The Tribune - Spectrum

Sunday, January 2, 2000

In the temple town
By Randeep Wadhera

ABOUT 36 km from Almora in UP, among the Kumaon Hills, lies the temple town of Jageshwar Dham, boasting of more than 200 big and small temples, at the height of about 1,900 mt above sea level. The deodar trees and the fragrant sandal wood plantations lend an ethereal aura to the site.

Historians believe that the group of temples, now known as the Jageshwar Samooh (group), was built during the Gupta period, even though the local king was Katyuri. It is not clear whether he was a vassal of the Gupta king or a sovereign. However the temple architecture shows clear influence of the Gupta period. The various temples have either been carved out of huge rocks or big slabs have been used to build them. The entrance has a huge rock on which are sculpted various gods and goddesses. As depicted in the statues of goddess Pushti and of Kuber, iron, stone and Deodar wood have been used in the sculpture. According to the ASI records the temple construction appears to have passed through three distinct phases, viz., the pre-Katyuri phase, the post-Katyuri phase and the Chandra phase when the place came under the sway of Chandravanshi rulers.

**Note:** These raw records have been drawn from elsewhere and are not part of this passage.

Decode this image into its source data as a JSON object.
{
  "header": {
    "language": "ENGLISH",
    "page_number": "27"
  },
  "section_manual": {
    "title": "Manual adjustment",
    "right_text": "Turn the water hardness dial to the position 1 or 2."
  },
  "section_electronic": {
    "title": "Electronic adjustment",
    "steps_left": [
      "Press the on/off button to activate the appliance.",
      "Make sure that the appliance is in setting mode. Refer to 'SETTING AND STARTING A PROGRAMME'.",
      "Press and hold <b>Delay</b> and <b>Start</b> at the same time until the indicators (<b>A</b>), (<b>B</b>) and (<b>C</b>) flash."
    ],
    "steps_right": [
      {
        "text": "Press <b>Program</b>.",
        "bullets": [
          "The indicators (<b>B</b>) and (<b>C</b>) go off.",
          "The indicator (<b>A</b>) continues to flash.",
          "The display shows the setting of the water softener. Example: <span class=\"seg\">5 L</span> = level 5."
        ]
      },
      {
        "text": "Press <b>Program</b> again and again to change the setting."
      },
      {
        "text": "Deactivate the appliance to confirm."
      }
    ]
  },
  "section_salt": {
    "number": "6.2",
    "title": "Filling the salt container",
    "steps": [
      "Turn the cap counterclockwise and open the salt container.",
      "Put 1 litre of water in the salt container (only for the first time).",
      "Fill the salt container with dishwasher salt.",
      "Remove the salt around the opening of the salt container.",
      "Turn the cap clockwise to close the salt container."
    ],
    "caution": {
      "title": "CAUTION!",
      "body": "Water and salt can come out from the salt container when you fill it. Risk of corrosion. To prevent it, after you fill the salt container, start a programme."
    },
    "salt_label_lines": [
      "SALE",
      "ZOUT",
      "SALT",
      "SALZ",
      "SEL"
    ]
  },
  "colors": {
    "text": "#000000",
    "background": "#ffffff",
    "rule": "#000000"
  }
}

  According to mythologists, as inscribed in Sanskrit on a stone slab here, Rishi Markanday had chanted the Mahamrityunjaya incantations at the site of the temple that was then pristine forest. It was here that Ravana performed sacrament to appease Lord Shiva. Again the visit of the legendary Pandava princes to this hallowed site is also mentioned. According to the local priests the Adi Shankaracharya too had visited the place.

The Mahamritunjaya temple is the oldest among the temples here. It belongs to the pre-Katyuri era. The Jageshwar temple is the eighth out of the total 12 jyotirlingas in the country. This temple is believed to have been built by Sali Sahan, a Chandravanshi king. The Pushtimata Temple also famous as Mahishasur Mardini Temple is one of the 52 Shakti Peethas. It is the most popular among the pilgrims because they believe that one gets a desired boon almost instantly in this temple, the Mother Goddess is most generous. The Kuber Temple has beautiful statues. The Vridh-Jageshwar offers you a rare vista; you can see the Himalayan range in all its glory from here. The Dandeshwar Temple comprises a cliff that is considered sacred. Here too the scenery is absolutely charming. Likewise there are other ancient temples here like Batuk Bhairav, Kailashnath, Ashta Durga, Kedarnath, Badrinath, Jagannath etc. Interestingly, according to the Shiv Purana when sun and Jupiter enter the zodiac sign of Aries (Mesh) it is auspicious to take a bath at the Badri Ashram.

Pious or not, one surely comes back wonder-struck after a visit to this small temple town nestled in the lap of the Himalayas. Divinity and Mother Nature are synonyms here.